Like the protesters in the U.S., who have massed in a public square near Wall Street in recent days, the Canadian protesters have fashioned themselves as the voice of an overwhelming majority of Canadians, who they say have been left behind by the economic damage of the global financial crisis and its aftermath.

"We're trying to give voice to the voiceless right now -- the 99% that have been sitting at home fuming about what these folks on Bay Street have been doing over the years," said Sid Ryan, president of the Ontario Federation of Labor, a union with around one million members. "Here's an opportunity for them to come out."

Canadian officials have braced for large-scale protests and possible violence over the weekend and into next week. Landlords have warned tenants of downtown buildings to plan for disruptions through next week. But by late afternoon, protests in Toronto and elsewhere in Canada appeared small and peaceful.

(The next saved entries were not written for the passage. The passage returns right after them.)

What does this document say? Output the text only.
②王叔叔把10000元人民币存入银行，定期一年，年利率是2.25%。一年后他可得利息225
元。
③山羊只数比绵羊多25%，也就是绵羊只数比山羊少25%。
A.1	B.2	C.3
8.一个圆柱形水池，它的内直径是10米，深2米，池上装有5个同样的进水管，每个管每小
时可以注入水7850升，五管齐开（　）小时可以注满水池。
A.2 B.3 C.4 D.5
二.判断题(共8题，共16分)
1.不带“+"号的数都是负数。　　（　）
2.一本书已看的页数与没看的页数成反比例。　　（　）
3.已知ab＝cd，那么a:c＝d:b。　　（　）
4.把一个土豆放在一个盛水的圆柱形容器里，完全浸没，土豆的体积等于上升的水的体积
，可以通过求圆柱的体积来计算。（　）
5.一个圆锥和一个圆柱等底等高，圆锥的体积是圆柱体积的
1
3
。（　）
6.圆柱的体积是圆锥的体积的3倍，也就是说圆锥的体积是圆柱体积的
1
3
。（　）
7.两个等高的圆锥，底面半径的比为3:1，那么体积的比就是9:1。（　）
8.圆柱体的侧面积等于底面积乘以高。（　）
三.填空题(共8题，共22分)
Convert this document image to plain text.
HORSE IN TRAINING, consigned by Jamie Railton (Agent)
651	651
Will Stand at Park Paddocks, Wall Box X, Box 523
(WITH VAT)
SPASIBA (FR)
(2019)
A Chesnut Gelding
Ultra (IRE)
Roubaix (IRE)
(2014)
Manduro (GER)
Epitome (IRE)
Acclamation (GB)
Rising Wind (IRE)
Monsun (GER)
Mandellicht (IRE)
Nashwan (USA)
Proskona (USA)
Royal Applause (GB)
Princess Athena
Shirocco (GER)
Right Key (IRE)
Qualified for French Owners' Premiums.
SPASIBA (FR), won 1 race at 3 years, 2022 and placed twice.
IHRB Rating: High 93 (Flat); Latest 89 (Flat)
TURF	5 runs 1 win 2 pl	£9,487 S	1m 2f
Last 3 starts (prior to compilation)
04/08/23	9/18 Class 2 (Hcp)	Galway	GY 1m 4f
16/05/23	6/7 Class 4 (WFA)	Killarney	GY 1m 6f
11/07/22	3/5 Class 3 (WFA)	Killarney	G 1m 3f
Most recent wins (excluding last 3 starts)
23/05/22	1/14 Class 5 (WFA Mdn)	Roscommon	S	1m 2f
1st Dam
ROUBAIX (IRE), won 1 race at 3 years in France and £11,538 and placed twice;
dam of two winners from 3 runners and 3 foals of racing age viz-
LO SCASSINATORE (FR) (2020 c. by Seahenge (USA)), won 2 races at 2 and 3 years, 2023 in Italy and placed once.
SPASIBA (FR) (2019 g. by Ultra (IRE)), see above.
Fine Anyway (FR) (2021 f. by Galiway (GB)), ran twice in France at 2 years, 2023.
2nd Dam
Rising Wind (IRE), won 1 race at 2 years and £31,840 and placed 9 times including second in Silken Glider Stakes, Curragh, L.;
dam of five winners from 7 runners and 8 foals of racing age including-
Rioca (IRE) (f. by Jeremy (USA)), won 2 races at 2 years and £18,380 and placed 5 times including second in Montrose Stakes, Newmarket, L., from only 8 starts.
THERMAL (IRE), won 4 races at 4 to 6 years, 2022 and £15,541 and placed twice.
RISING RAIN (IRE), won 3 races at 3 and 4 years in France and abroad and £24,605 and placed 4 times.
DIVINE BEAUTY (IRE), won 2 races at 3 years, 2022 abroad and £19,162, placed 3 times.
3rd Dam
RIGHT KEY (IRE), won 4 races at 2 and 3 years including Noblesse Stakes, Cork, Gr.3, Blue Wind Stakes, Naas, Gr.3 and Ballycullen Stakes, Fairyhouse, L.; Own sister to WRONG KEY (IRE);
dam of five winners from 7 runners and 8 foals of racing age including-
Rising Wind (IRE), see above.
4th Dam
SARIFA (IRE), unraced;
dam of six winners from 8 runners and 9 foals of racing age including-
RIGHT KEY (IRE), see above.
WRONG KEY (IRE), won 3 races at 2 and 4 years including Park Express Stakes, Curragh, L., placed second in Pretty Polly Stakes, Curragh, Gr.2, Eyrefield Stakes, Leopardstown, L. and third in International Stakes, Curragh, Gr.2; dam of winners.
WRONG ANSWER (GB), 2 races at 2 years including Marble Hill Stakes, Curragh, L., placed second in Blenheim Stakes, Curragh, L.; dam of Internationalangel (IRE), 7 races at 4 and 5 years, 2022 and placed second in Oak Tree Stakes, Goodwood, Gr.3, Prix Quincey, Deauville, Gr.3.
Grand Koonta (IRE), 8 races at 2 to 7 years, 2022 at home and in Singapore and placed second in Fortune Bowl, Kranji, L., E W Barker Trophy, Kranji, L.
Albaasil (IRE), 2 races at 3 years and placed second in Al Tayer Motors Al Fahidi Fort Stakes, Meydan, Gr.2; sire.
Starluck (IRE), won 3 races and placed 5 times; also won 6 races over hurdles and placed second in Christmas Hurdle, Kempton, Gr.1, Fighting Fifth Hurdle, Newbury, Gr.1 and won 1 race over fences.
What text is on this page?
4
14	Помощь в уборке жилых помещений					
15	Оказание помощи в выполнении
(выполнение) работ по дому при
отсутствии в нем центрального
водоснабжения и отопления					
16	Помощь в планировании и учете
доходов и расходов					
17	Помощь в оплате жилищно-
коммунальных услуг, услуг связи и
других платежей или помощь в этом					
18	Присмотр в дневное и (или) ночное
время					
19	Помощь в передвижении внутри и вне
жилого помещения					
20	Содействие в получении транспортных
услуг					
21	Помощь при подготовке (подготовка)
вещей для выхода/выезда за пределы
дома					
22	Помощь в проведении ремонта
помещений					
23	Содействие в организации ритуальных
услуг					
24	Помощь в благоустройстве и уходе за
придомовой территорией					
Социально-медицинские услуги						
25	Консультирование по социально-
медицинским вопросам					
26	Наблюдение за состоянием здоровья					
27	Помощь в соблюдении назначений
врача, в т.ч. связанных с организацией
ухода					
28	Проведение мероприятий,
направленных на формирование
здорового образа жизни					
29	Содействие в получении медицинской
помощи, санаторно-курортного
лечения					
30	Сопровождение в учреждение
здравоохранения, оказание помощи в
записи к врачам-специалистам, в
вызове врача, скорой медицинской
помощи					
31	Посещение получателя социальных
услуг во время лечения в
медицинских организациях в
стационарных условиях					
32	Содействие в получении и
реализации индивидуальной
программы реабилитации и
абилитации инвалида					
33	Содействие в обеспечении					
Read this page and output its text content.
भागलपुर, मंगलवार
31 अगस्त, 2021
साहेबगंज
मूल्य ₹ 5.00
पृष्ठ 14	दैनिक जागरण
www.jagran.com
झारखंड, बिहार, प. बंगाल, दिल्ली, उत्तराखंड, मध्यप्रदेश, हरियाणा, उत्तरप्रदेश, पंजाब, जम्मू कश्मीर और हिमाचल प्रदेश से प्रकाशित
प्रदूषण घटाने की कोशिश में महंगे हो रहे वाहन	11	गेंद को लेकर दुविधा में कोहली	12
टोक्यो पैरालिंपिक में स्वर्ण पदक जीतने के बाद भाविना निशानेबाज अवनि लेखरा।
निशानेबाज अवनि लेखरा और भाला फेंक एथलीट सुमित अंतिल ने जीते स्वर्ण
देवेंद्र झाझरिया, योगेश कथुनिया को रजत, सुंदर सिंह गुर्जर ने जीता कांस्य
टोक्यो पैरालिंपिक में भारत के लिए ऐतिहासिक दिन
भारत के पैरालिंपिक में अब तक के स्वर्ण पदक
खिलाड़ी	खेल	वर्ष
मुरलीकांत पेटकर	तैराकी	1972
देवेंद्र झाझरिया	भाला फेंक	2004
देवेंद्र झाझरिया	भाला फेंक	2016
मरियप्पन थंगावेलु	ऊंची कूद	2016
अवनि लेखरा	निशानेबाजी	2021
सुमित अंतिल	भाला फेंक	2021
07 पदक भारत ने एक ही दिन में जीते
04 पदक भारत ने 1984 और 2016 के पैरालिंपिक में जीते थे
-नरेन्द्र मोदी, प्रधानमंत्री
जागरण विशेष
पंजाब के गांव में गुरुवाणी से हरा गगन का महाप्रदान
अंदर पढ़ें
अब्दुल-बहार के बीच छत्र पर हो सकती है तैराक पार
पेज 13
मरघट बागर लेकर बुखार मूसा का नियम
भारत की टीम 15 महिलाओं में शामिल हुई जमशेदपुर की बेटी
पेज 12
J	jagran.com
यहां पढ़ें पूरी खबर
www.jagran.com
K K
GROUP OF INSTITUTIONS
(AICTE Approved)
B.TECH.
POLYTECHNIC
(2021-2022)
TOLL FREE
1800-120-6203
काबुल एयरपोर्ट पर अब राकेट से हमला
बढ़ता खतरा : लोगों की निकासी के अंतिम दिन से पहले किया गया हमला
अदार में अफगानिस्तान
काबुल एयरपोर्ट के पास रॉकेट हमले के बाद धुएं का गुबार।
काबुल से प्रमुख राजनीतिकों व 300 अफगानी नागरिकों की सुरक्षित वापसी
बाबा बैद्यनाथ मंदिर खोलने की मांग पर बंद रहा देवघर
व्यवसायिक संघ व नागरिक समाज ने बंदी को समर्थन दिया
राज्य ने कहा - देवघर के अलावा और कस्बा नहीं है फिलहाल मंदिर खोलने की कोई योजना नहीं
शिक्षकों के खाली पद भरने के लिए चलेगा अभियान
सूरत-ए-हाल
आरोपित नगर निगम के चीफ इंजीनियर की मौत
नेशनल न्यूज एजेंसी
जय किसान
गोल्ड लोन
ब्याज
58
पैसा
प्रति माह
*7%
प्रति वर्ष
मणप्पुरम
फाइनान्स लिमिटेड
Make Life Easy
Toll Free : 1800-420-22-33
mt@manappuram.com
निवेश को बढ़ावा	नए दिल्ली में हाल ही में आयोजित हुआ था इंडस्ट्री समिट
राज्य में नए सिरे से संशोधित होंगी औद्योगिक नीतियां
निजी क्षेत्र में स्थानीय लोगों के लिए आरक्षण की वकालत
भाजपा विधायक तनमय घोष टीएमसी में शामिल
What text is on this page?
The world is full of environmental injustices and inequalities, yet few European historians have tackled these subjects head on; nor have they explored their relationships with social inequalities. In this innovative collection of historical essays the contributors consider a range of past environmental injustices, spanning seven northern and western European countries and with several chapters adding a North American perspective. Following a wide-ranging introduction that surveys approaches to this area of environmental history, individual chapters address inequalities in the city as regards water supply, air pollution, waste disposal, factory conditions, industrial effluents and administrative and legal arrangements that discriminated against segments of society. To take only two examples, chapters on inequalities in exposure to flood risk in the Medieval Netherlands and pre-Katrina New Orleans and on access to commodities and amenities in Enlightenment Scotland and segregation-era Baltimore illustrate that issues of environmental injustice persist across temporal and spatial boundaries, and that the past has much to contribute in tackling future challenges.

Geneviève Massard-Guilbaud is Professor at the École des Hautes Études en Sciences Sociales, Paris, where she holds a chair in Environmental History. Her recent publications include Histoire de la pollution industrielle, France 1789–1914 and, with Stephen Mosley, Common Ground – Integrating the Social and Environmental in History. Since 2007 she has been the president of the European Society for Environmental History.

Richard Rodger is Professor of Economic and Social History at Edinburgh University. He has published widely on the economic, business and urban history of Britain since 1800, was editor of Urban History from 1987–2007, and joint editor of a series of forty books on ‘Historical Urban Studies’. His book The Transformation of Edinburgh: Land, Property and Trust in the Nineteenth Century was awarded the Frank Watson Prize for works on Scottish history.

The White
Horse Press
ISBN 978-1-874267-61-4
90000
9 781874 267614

Bank of Canada Governor Mark Carney, in a TV interview aired late Friday, called the planned demonstrations "entirely constructive"—comments in marked contrast to sometimes-dismissive remarks by some politicians and executives in the U.S.

Mr. Carney called the growing movement a "physical and vocal manifestation of cold figures," given the bleak economic indicators and growing wealth gaps, particularly in the U.S.
Frankfurt, London, Sydney

In Frankfurt, continental Europe's financial capital, some 5,000 people protested in front of the European Central Bank, while in London, around 500 people marched from St. Paul's Cathedral to the nearby stock exchange.

Hundreds took to the streets in the Bosnian city of Sarajevo carrying pictures of Che Guevara and old communist flags that read "Death to capitalism, freedom to the people."

In Sydney, around 300 people gathered Saturday, cheering a speaker who shouted, "We're sick of corporate greed! Big banks, big corporate power standing over us and taking away our rights!"

Only 200 people protested in Tokyo, where Japan's ongoing nuclear crisis dominates public concern. The demonstrators marched outside the Tokyo Electric Power Co., which operates the tsunami-hit Fukushima Daiichi nuclear plant, chanting antinuclear slogans, while opposing the U.S.-led Trans-Pacific Partnership free trade bloc that Japan is considering joining. "No to nuclear power, no TPP!" the marchers chanted as they held up banners.

In the Philippines, about 100 people marched on the U.S. Embassy in Manila to express support for the U.S. Occupy Wall Street protests and to denounce what they called "U.S. imperialism."

In Spain, groups that became known as the Indignant Movement established the first around-the-clock "occupation" protest camps in cities and towns across the country beginning in May and lasting for weeks. Six marches are set to converge Saturday on Madrid's Puerta del Sol plaza just before dusk.

Portuguese protesters angry at their government's handling of the economic crisis were expected in downtown Lisbon in late afternoon. Portugal is one of three European nations—the others being Greece and Ireland—to have already needed an international bailout.

A group of 100 prominent authors, including Salman Rushdie, Neil Gaiman and Pulitzer Prize-winning novelists Jennifer Egan and Michael Cunningham, signed an online petition declaring their support for "Occupy Wall Street and the Occupy Movement around the world."

In Canada, protests were planned in Montreal and Vancouver as well as at the country's main stock exchange in Toronto.